The shadow of Romer may explain why Roberts and Kennedy flipped sides on the two gay marriage cases, with Roberts the fifth vote to avoid hearing the merits of Prop 8, ostensibly a “pro” gay rights result, and Kennedy in dissent; and Kennedy the fifth vote to side with gay marriage advocates on DOMA, and Roberts in dissent. Perhaps Roberts didn’t relish the eventuality of distinguishing Romer, a result he helped strategize, from Hollingsworth, and Kennedy was all too eager not to distinguish them.  In turn, Scalia, an ardent foe of gay marriage, may have seen the same peril and joined Roberts to dodge the bullet, while Kagan, Breyer, and Ginsburg, who appeared in oral argument to be the justices most sympathetic to gay marriage, may have preferred for the time being, a less provocative resolution to a case that is so fraught with electoral and cultural implications.

It’s obvious enough that for reasons of legal strategy, the Romer precedent won’t be staved off much longer.
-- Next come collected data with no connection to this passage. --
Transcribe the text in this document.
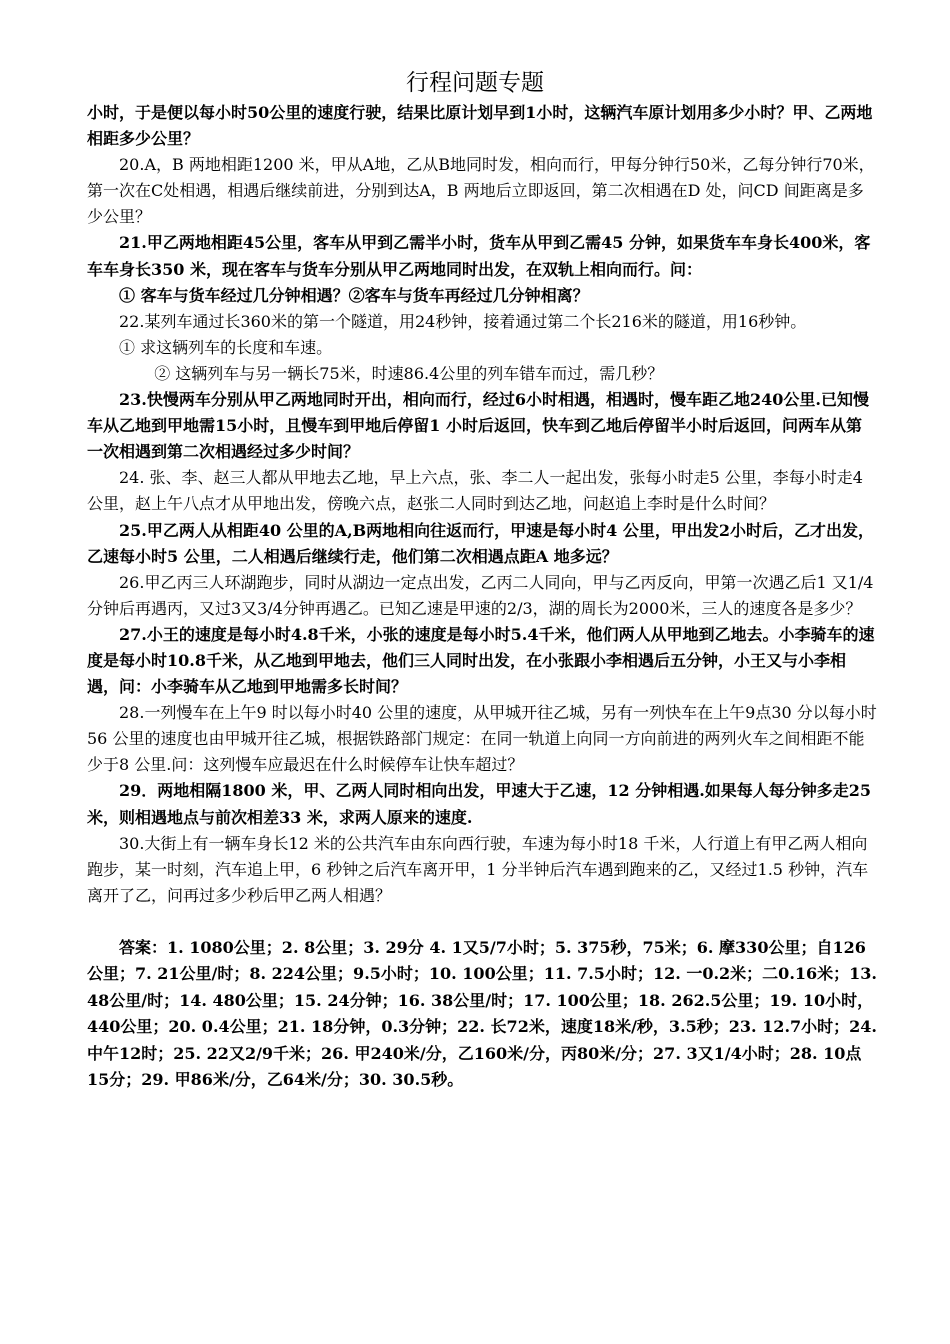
行程问题专题

小时，于是便以每小时50公里的速度行驶，结果比原计划早到1小时，这辆汽车原计划用多少小时？甲、乙两地相距多少公里？

20.A，B 两地相距1200 米，甲从A地，乙从B地同时发，相向而行，甲每分钟行50米，乙每分钟行70米，第一次在C处相遇，相遇后继续前进，分别到达A，B 两地后立即返回，第二次相遇在D 处，问CD 间距离是多少公里？

21.甲乙两地相距45公里，客车从甲到乙需半小时，货车从甲到乙需45 分钟，如果货车车身长400米，客车车身长350 米，现在客车与货车分别从甲乙两地同时出发，在双轨上相向而行。问：

① 客车与货车经过几分钟相遇？②客车与货车再经过几分钟相离？

22.某列车通过长360米的第一个隧道，用24秒钟，接着通过第二个长216米的隧道，用16秒钟。

① 求这辆列车的长度和车速。

② 这辆列车与另一辆长75米，时速86.4公里的列车错车而过，需几秒？

23.快慢两车分别从甲乙两地同时开出，相向而行，经过6小时相遇，相遇时，慢车距乙地240公里.已知慢车从乙地到甲地需15小时，且慢车到甲地后停留1 小时后返回，快车到乙地后停留半小时后返回，问两车从第一次相遇到第二次相遇经过多少时间？

24. 张、李、赵三人都从甲地去乙地，早上六点，张、李二人一起出发，张每小时走5 公里，李每小时走4 公里，赵上午八点才从甲地出发，傍晚六点，赵张二人同时到达乙地，问赵追上李时是什么时间？

25.甲乙两人从相距40 公里的A,B两地相向往返而行，甲速是每小时4 公里，甲出发2小时后，乙才出发，乙速每小时5 公里，二人相遇后继续行走，他们第二次相遇点距A 地多远？

26.甲乙丙三人环湖跑步，同时从湖边一定点出发，乙丙二人同向，甲与乙丙反向，甲第一次遇乙后1 又1/4分钟后再遇丙，又过3又3/4分钟再遇乙。已知乙速是甲速的2/3，湖的周长为2000米，三人的速度各是多少？

27.小王的速度是每小时4.8千米，小张的速度是每小时5.4千米，他们两人从甲地到乙地去。小李骑车的速度是每小时10.8千米，从乙地到甲地去，他们三人同时出发，在小张跟小李相遇后五分钟，小王又与小李相遇，问：小李骑车从乙地到甲地需多长时间？

28.一列慢车在上午9 时以每小时40 公里的速度，从甲城开往乙城，另有一列快车在上午9点30 分以每小时56 公里的速度也由甲城开往乙城，根据铁路部门规定：在同一轨道上向同一方向前进的两列火车之间相距不能少于8 公里.问：这列慢车应最迟在什么时候停车让快车超过？

29．两地相隔1800 米，甲、乙两人同时相向出发，甲速大于乙速，12 分钟相遇.如果每人每分钟多走25 米，则相遇地点与前次相差33 米，求两人原来的速度.

30.大街上有一辆车身长12 米的公共汽车由东向西行驶，车速为每小时18 千米，人行道上有甲乙两人相向跑步，某一时刻，汽车追上甲，6 秒钟之后汽车离开甲，1 分半钟后汽车遇到跑来的乙，又经过1.5 秒钟，汽车离开了乙，问再过多少秒后甲乙两人相遇？

答案：1. 1080公里；2. 8公里；3. 29分 4. 1又5/7小时；5. 375秒，75米；6. 摩330公里；自126公里；7. 21公里/时；8. 224公里；9.5小时；10. 100公里；11. 7.5小时；12. 一0.2米；二0.16米；13. 48公里/时；14. 480公里；15. 24分钟；16. 38公里/时；17. 100公里；18. 262.5公里；19. 10小时，440公里；20. 0.4公里；21. 18分钟，0.3分钟；22. 长72米，速度18米/秒，3.5秒；23. 12.7小时；24. 中午12时；25. 22又2/9千米；26. 甲240米/分，乙160米/分，丙80米/分；27. 3又1/4小时；28. 10点15分；29. 甲86米/分，乙64米/分；30. 30.5秒。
There was a reluctance to offer too expansive a theory by the plaintiffs in this week’s cases, who feared an overreach that might up preserving DOMA and Prop 8, or invite both to be punted on procedural grounds; but having pocketed two wins, and having read the most sweeping parts of Kennedy’s majority opinion, those same constraints won’t obtain as much going forward. A Romer based strike at gay marriage statutes might also be safer than going back to the well of expanded privacy rights that makes Roe V Wade so polarizing, and with which both Kennedy and Ginsburg have found some fault.  And it could offer a tempting one way street for supporters of gay marriage: wipe out state referenda banning same sex marriage as bigotry-based efforts to close the public square, and force traditional marriage advocates to rely on state lawmakers or courts to write their views into state law, while opponents are free to take their case to voters first, and to use the courts and legislators as a fallback.
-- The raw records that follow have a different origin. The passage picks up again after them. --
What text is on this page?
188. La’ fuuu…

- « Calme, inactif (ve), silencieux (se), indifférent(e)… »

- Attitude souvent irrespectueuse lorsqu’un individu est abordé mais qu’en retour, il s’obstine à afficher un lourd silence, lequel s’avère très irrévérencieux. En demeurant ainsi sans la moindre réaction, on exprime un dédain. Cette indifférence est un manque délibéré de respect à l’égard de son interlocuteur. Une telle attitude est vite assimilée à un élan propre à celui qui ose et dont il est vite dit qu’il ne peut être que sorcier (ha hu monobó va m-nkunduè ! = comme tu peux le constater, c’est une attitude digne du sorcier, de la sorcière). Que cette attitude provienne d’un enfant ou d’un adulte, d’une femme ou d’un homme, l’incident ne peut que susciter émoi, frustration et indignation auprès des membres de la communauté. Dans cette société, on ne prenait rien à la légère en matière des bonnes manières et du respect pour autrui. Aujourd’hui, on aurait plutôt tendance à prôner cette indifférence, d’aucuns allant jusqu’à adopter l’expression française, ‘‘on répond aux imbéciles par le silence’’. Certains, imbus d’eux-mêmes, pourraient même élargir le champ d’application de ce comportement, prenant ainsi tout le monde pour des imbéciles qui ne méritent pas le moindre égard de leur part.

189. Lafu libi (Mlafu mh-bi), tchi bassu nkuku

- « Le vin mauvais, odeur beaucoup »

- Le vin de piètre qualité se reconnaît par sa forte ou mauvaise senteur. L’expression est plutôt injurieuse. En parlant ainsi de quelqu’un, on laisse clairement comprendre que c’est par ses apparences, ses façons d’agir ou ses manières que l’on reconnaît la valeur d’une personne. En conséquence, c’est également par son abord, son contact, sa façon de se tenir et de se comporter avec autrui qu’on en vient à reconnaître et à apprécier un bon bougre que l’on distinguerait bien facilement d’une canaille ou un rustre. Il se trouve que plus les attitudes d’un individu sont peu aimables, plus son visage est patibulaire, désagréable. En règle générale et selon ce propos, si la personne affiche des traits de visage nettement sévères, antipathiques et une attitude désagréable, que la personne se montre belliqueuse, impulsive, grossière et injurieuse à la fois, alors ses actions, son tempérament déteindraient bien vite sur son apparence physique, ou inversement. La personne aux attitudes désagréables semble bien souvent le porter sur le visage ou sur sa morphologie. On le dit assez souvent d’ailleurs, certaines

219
To be sure, the obvious tactical path for same sex marriage forces is, short term, a reprise of theHollingsworth scenario of winning by default. The very circumstances that made standing an issue in Prop 8, a state that bans gay marriage but elects a Democratic governor and Attorney General who refuse to enforce the ban, aren’t really so unusual: it could happen this fall if Terry McAuliffe and Mark Herring win in their respective races in Virginia, is hardly out of the question in Illinois, where a gay marriage push in the legislature has failed but pro gay marriage politicians occupy the statehouse and attorney general’s seat, and could happen post 2014 in any purplish border or industrial state.
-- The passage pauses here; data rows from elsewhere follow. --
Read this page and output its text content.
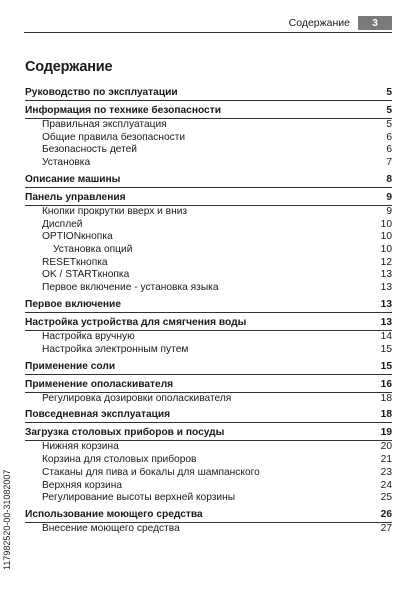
Содержание	3
Содержание
Руководство по эксплуатации	5
Информация по технике безопасности	5
Правильная эксплуатация	5
Общие правила безопасности	6
Безопасность детей	6
Установка	7
Описание машины	8
Панель управления	9
Кнопки прокрутки вверх и вниз	9
Дисплей	10
OPTIONкнопка	10
Установка опций	10
RESETкнопка	12
OK / STARTкнопка	13
Первое включение - установка языка	13
Первое включение	13
Настройка устройства для смягчения воды	13
Настройка вручную	14
Настройка электронным путем	15
Применение соли	15
Применение ополаскивателя	16
Регулировка дозировки ополаскивателя	18
Повседневная эксплуатация	18
Загрузка столовых приборов и посуды	19
Нижняя корзина	20
Корзина для столовых приборов	21
Стаканы для пива и бокалы для шампанского	23
Верхняя корзина	24
Регулирование высоты верхней корзины	25
Использование моющего средства	26
Внесение моющего средства	27
117982520-00-31082007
But if the court balks at staking the momentum of gay marriage on a scenario where politicians blatantly overrun the political and judicial processes in their state–and one hopes that at least one of the five votes in Hollingsworth would—Romer will be available as the next likely inflection point. It would be a stunning foundation for a culture-changing mandate from the Supremes for, well, pick your reasons:  the idea that judges can or should ever be in the business of discerning what rationale motivates voters; the illusion that the defeated side in a statewide referenda is being cut out of the political process as opposed to being very much in it, just on the losing end; the hypocrisy of purporting to leave an issue to the states and then closing off one of the ordinary means states use to resolve controversies. But it’s possible, maybe even likely, that whatever radically activist proposition lies behind that door, there are already five votes on the Court to enshrine it into law.